Disponível em CD pela Kairos desde 2020, com Peter Rundel à frente do Klangforum Wien, Extinction Events and Dawn Chorus tem uma duração aproximada de 40 minutos e divide-se em cinco partes, escritas para um agrupamento de 12 músicos: 1. Anthropogenic debris, 2. Retrograde Inversion, 3. Autocorrect, 4. Transmission e 5. Dawn Chorus.
“Há algo particular nesta obra em concreto, na medida em que conjuga ideias musicais e conceitos do ‘mundo real’, na forma como se dirige ao público, num ‘teatro instrumental’ com sons invulgares que potenciam a imaginação de diferentes mundos, diferentes formas de vida, diferentes possibilidades e situações…" A compositora aponta dois momentos-chave: "Um é a chegada ao palco de uma gigante folha plástica, que é trazida pelo violinista – uma espécie de disrupção, uma afirmação: um pedaço de lixo vem para palco e começa a participar na música. Ouve-se a voz deste plástico, a sua sonoridade que contagia e entra em diálogo com os outros instrumentos. O outro elemento é um diálogo entre violino e percussão (em 4. Transmission): o violinista tenta ensinar o percussionista (que está a tocar caixa de rufo) a tocar violino. É quase uma cena de fantoches muito peculiar, que diz algo sobre comunicação e ruptura.”
A maior parte dos músicos usa ainda ‘instrumentos especiais’: além do plástico, tocam waldteufels e kazoos, tentando responder à indicação de “improvisar uma melodia em uníssono – uma indicação paradoxal”. Isto acontece no final da obra, quando se regressa ao ‘além do humano’, “à ideia de que há mais registos de percepção, outras formas de estar no mundo que pertencem a outros que não os humanos. A obra volta-se para o mundo, não só como crítica aos humanos, mas sugerindo que, prestando atenção e dando um passo para além do contexto em que os humanos são sempre o centro, poderemos estar num mundo melhor.”
Lim diz-se surpreendida pelo sucesso da obra, que tem sido “programada várias vezes com repertório mais tradicional. Na Alemanha, foi tocada no mesmo concerto que A Criação, de Haydn, publicitando-se o evento como “Criação e extinção”. “As pessoas ficam curiosas e interessadas simplesmente por causa do título – creio que programar algo que aponta para o início, no repertório mais antigo, e depois a minha obra, a apontar para a extinção, é uma boa estratégia.”

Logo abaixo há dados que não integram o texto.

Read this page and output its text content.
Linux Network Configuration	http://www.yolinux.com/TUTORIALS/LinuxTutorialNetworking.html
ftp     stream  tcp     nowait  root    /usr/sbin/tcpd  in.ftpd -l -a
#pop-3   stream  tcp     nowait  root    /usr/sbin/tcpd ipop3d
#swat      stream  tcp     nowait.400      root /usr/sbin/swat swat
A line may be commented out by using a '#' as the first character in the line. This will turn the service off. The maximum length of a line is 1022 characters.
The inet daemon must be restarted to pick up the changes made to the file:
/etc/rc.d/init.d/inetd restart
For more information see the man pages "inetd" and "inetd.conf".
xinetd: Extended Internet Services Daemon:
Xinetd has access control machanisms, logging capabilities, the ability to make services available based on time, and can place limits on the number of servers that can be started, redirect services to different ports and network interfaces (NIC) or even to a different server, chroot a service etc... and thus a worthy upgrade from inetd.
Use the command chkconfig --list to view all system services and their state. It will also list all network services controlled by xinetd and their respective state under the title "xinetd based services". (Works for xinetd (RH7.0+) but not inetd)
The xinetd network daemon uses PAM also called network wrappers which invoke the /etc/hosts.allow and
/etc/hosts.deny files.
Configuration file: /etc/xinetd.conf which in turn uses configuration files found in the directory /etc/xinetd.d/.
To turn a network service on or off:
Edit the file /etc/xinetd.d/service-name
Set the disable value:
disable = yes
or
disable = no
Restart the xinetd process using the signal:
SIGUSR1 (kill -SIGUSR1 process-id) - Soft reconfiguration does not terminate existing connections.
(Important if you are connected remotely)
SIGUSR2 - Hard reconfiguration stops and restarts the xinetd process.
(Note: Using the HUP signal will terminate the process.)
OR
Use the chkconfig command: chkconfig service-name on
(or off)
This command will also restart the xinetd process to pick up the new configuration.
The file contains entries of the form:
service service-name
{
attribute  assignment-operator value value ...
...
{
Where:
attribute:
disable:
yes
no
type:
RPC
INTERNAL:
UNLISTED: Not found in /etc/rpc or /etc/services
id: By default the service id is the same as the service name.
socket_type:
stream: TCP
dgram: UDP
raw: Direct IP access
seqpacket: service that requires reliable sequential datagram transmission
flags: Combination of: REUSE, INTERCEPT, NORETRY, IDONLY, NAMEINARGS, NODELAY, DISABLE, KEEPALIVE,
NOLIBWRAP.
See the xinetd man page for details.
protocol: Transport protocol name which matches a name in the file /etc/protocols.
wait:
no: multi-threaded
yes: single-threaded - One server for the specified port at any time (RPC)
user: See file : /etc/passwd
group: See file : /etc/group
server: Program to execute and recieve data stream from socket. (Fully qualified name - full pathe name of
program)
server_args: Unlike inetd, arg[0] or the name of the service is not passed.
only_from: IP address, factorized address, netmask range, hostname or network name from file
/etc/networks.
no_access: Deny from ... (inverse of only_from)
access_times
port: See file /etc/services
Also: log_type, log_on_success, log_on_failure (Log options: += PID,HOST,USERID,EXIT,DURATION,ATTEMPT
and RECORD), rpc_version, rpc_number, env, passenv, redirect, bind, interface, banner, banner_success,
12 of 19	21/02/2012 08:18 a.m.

O concerto desta terça-feira, na Casa da Música, é apresentado com o título “Estações artificiais”, aludindo à obra para violino e agrupamento de Salvatore Sciarrino (1947), que completa a primeira parte do concerto, iniciado com La Création du Monde (1922-23), de Darius Milhaud (1892-1974).
Liza Lim lamenta bastante não estar presente, mas deixa antever algumas visitas ao Porto num futuro não muito distante.
Próximas estreias
Além de ensinar no Conservatório de Música de Sydney, onde é professora de composição e inaugurou a cátedra Sculthorpe de música australiana, Liza Lim vê-se a braços com diversas encomendas. A próxima estreia dá-se já em Novembro, no Festival de Lucerna, na Suíça, e promete alguma novidade, já que não é hábito trabalhar com electrónica. Multispecies Knots of Ethical Time [2023], cujo título vem do artigo homónimo da antropóloga Deborah Bird Rose, junta a violinista Winnie Huang (em performance gestual com um controlador midi) a um grupo da Lucerne Festival Contemporary Orchestra, envolvendo ainda um vídeo da autoria de Morena Barra. Winnie Huang traduz o filme sobre o rio – que é, aliás, o grande protagonista – em som. Algo nos deixa adivinhar o som da água em movimento captado não muito longe de Lucerna.